Observando de perto,
veremos que um ser vivo é composto de células, que estas se renovam,
desaparecem e reaparecem no mesmo lugar. Vivem e morrem continuamente num ser
vivo, onde existe, portanto, vida e morte.
Sabemos, também, que
a barba de um morto continua a crescer. O mesmo acontece com as unhas e os
cabelos. Eis fenômenos nitidamente caracterizados, que provam que a vida
continua na morte.
Na Rússia,
conserva-se, em condições especiais, sangue de cadáveres, que serve para fazer
transfusões: assim, com o sangue de um morto, refaz-se um vivo. Podemos dizer
que, por conseguinte, no seio da morte há a vida.
A
vida é, pois, igualmente uma contradição «existente nas coisas e nos fenômenos
em si», uma contradição que, constantemente, se apresenta e resolve; logo que a
contradição cessa, a vida cessa também, intervém a morte54.
Assim, as coisas não
só' se transformam umas nas outras, mas, ainda, uma coisa não é apenas ela
própria, mas outra que é a sua contrária, porque
cada coisa contém a
sua contrária.
Toda a coisa é, ao
mesmo tempo, ela própria e a sua contrária.
Se se representa uma
coisa por um círculo, teremos uma força que a impelirá para a vida, empurrando
do centro para o exterior, por exemplo (expansão); mas teremos, também, forças
que a impelirão numa direção oposta, forças de morte, empurrando do exterior
para o centro (compressão).
Assim, no interior de
cada coisa, coexistem forças opostas, antagonismos.
Que se passa entre
essas forças? Lutam. Por conseguinte, uma coisa não é apenas movida por uma
força agindo num só sentido, mas toda a coisa é, realmente, movida por duas
forças de direções opostas. Para a afirmação e
para a negação das coisas, para a vida e para a morte.

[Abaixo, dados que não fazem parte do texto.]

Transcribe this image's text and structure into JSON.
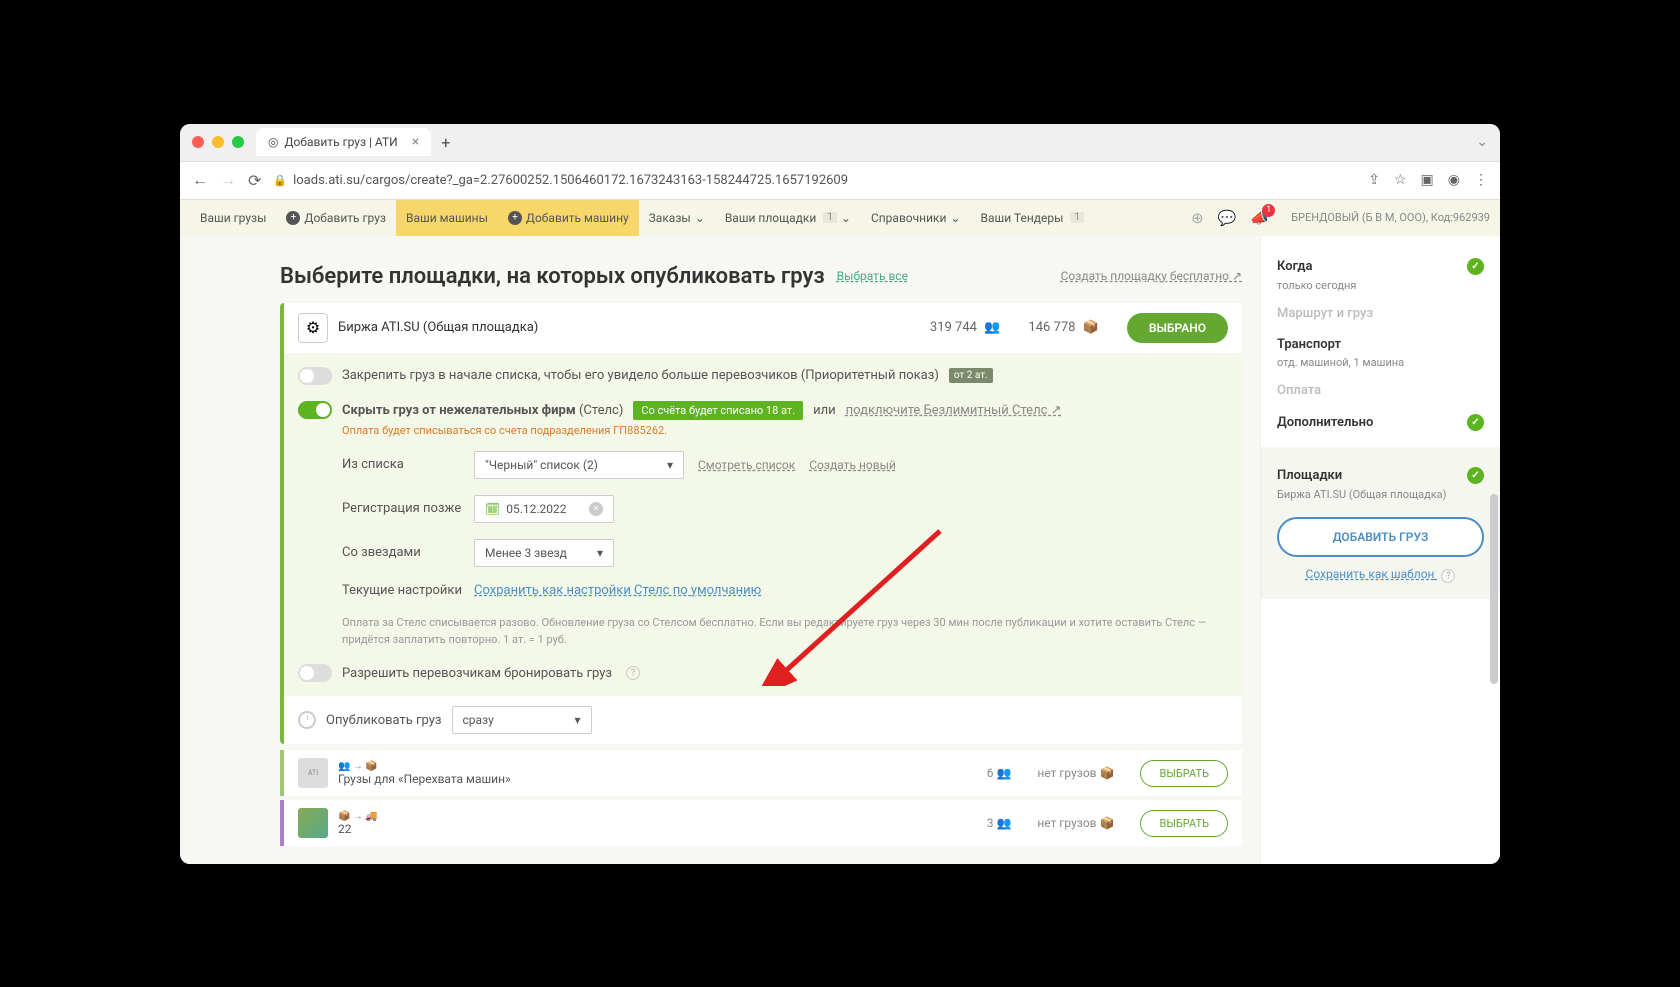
{
  "browser": {
    "tab_title": "Добавить груз | АТИ",
    "url": "loads.ati.su/cargos/create?_ga=2.27600252.1506460172.1673243163-158244725.1657192609"
  },
  "topnav": {
    "my_cargos": "Ваши грузы",
    "add_cargo": "Добавить груз",
    "my_vehicles": "Ваши машины",
    "add_vehicle": "Добавить машину",
    "orders": "Заказы",
    "my_platforms": "Ваши площадки",
    "platforms_badge": "1",
    "refs": "Справочники",
    "my_tenders": "Ваши Тендеры",
    "tenders_badge": "1",
    "noti_count": "1",
    "user": "БРЕНДОВЫЙ (Б В М, ООО),",
    "code": "Код:962939"
  },
  "head": {
    "title": "Выберите площадки, на которых опубликовать груз",
    "select_all": "Выбрать все",
    "create_platform": "Создать площадку бесплатно ↗"
  },
  "card": {
    "title": "Биржа ATI.SU (Общая площадка)",
    "stat1": "319 744",
    "stat2": "146 778",
    "selected_btn": "ВЫБРАНО"
  },
  "pin": {
    "text": "Закрепить груз в начале списка, чтобы его увидело больше перевозчиков (Приоритетный показ)",
    "badge": "от 2 ат."
  },
  "stealth": {
    "bold": "Скрыть груз от нежелательных фирм",
    "paren": "(Стелс)",
    "badge": "Со счёта будет списано 18 ат.",
    "or": "или",
    "link": "подключите Безлимитный Стелс ↗",
    "subtext": "Оплата будет списываться со счета подразделения ГП885262.",
    "from_list": "Из списка",
    "list_value": "\"Черный\" список (2)",
    "view_list": "Смотреть список",
    "create_new": "Создать новый",
    "reg_after": "Регистрация позже",
    "date": "05.12.2022",
    "stars": "Со звездами",
    "stars_value": "Менее 3 звезд",
    "current": "Текущие настройки",
    "save_default": "Сохранить как настройки Стелс по умолчанию",
    "help": "Оплата за Стелс списывается разово. Обновление груза со Стелсом бесплатно. Если вы редактируете груз через 30 мин после публикации и хотите оставить Стелс — придётся заплатить повторно. 1 ат. = 1 руб."
  },
  "booking": {
    "text": "Разрешить перевозчикам бронировать груз"
  },
  "publish": {
    "label": "Опубликовать груз",
    "value": "сразу"
  },
  "list": [
    {
      "title": "Грузы для «Перехвата машин»",
      "count": "6",
      "nocargo": "нет грузов",
      "btn": "ВЫБРАТЬ"
    },
    {
      "title": "22",
      "count": "3",
      "nocargo": "нет грузов",
      "btn": "ВЫБРАТЬ"
    }
  ],
  "side": {
    "when": "Когда",
    "when_sub": "только сегодня",
    "route": "Маршрут и груз",
    "transport": "Транспорт",
    "transport_sub": "отд. машиной, 1 машина",
    "payment": "Оплата",
    "extra": "Дополнительно",
    "platforms": "Площадки",
    "platforms_sub": "Биржа ATI.SU (Общая площадка)",
    "add_btn": "ДОБАВИТЬ ГРУЗ",
    "template": "Сохранить как шаблон"
  }
}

Que significa: afirmação e negação das coisas?
Existem, na vida,
forças que a mantêm, que tendem para a sua afirmação. Além dessas, também
existem nos organismos outras que tendem para a negação. Em todas as coisas, há
forças que tendem para a afirmação e outras para a negação, e, entre a afirmação
e a negação, há
contradição.
Portanto, a dialética
constata a mudança; mas, por que mudam as coisas? Porque não estão de acordo
consigo próprias, porque há luta entre as forças, entre os antagonismos
internos, porque há contradição. Eis a terceira lei da dialética: As
coisas mudam, porque contêm em si mesmas a contradição.
(Se somos obrigados,
por vezes, a empregar palavras mais ou menos complicadas (como dialética,
autodinamismo, etc.) ou termos que parecem contrários à lógica tradicional e
difíceis de compreender, não é pelo prazer de complicar às coisas, e, nisso,
imitar a burguesia. Não.
Mas, este estudo, embora elementar, pretende ser tão completo quanto possível e
permitir ler, em seguida, mais facilmente, as obras filosóficas de Marx-Engels
e Lenine, que empregam esses termos. Em todo o caso, uma vez que devemos
empregar uma linguagem que não é usual, procuraremos, no âmbito deste estudo,
torná-la compreensível a todos.)
III.
— Afirmação, negação e negação
da negação.
É necessário
fazermos, aqui, uma distinção entre o que se chama a contradição verbal
—que significa responder «não», quando alguém vos diz «sim»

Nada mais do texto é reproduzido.